Rfp N Ptd/10/037 Bidders Questions and Wipo S Responses

RFP N° PTD/10/037 – BIDDERS’ QUESTIONS AND WIPO’S RESPONSES

1.Is the data quality improvement work expected to be an ongoing activity, or one-time?

It is going to be an ongoing activity.

2.What is WIPO’s approach towards executing the data quality improvement work? There could be the following options, or more:

(a)WIPO procures the tool/solution via this RFP; actual data quality improvement work done by WIPO IT team. or,

(b)WIPO procures the tool/solution; identifies a partner responsible for doing the services delivery. or,

(c)WIPO contracts with a services delivery provider for the data quality improvement work as a turn-key job; tool/s to be selected by the services provider in accordance with WIPO’s requirement.

(d)WIPO procures the tool/solution via this RFP; actual data quality improvement work done mainly by data stewards and/or WIPO IT staff.

Options (a), (b) and (d) are considered.

The RFP’s Terms of Reference mentions in point (1.3.2) a poor matching between the PCT references as used by PATENTSCOPE® and as used in the countries national databases. How is it envisioned to address this issue: by federating the countries to use the common standard reference or by providing some kind of automated centralised conversion system?

PCT references follow a standard which is: PCT/CCYYYY/NNNNNN where CC is the PCT receiving office country/region code, YYYY the filing year, and NNNNNN a unique number per year attributed by the receiving office.

Point (1.3.3) expresses the wish to replace the current creative practice in classification patterns by a common reference to a standard table. Does this table already exist or is the building and feeding of the IPC classification part of the project?

The IPC reference table exists but is regularly changed to follow the revisions of the IPC. See for more details

In point (1.3.4) the lookup table to de-duplicate legal entity is restricted to companies.

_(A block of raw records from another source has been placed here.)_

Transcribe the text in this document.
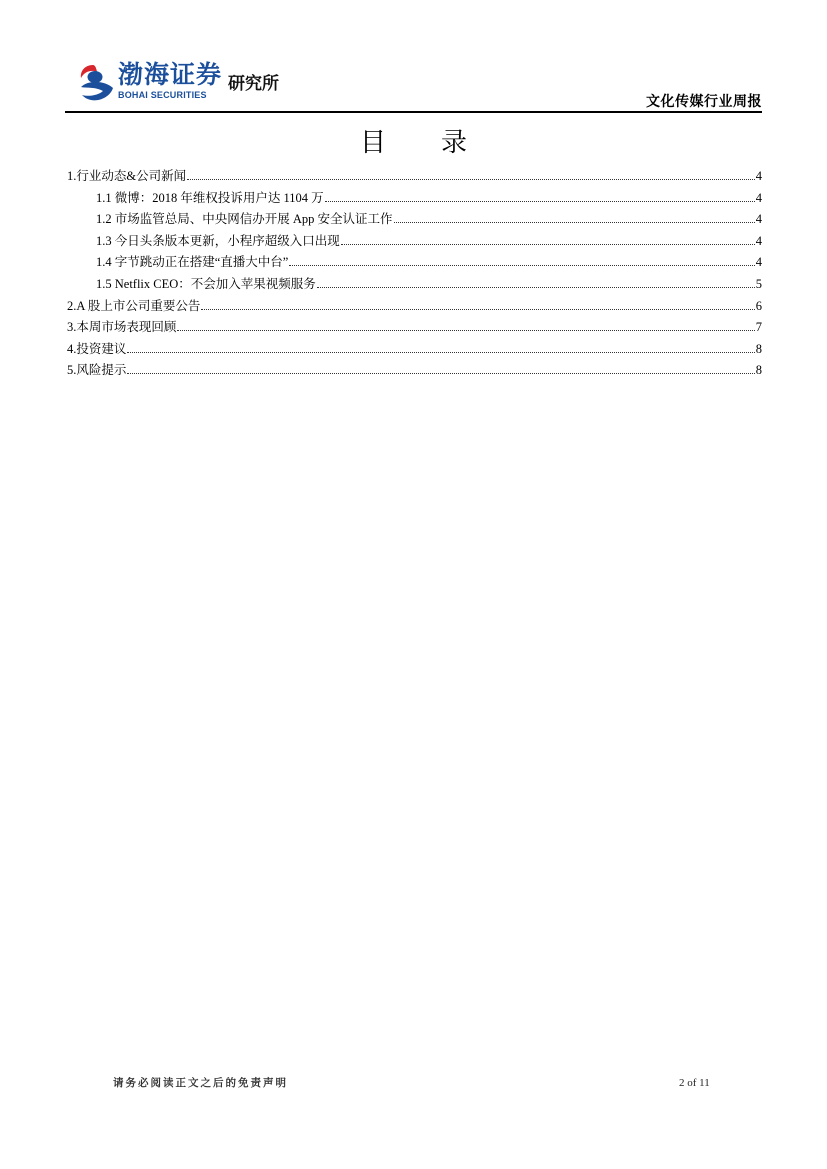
渤海证券
BOHAI SECURITIES
研究所
文化传媒行业周报
目  录
1.行业动态&公司新闻	4
1.1 微博：2018 年维权投诉用户达 1104 万	4
1.2 市场监管总局、中央网信办开展 App 安全认证工作	4
1.3 今日头条版本更新，小程序超级入口出现	4
1.4 字节跳动正在搭建“直播大中台”	4
1.5 Netflix CEO：不会加入苹果视频服务	5
2.A 股上市公司重要公告	6
3.本周市场表现回顾	7
4.投资建议	8
5.风险提示	8
请务必阅读正文之后的免责声明	2 of 11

Is the reason for this restriction due to volume, or could the proposed solution also include individuals, even if this means to tolerate a certain level of residual duplicates?

The proposition may include individuals as an option but the short term business need is to de-duplicate companies.

The deliverables of Phase I (2010) of the project includes a running DQ solution. Does WIPO need the DQ already loaded with the appropriate set of rules? In other words, will the “training” of the DQ tool be performed by the solution provider or by WIPO team?

A pre-customization adapted to the problems expressed in the proof of concept is expected to be delivered. However, further customizations/training of the DQ tool should ideally be conducted by WIPO staff.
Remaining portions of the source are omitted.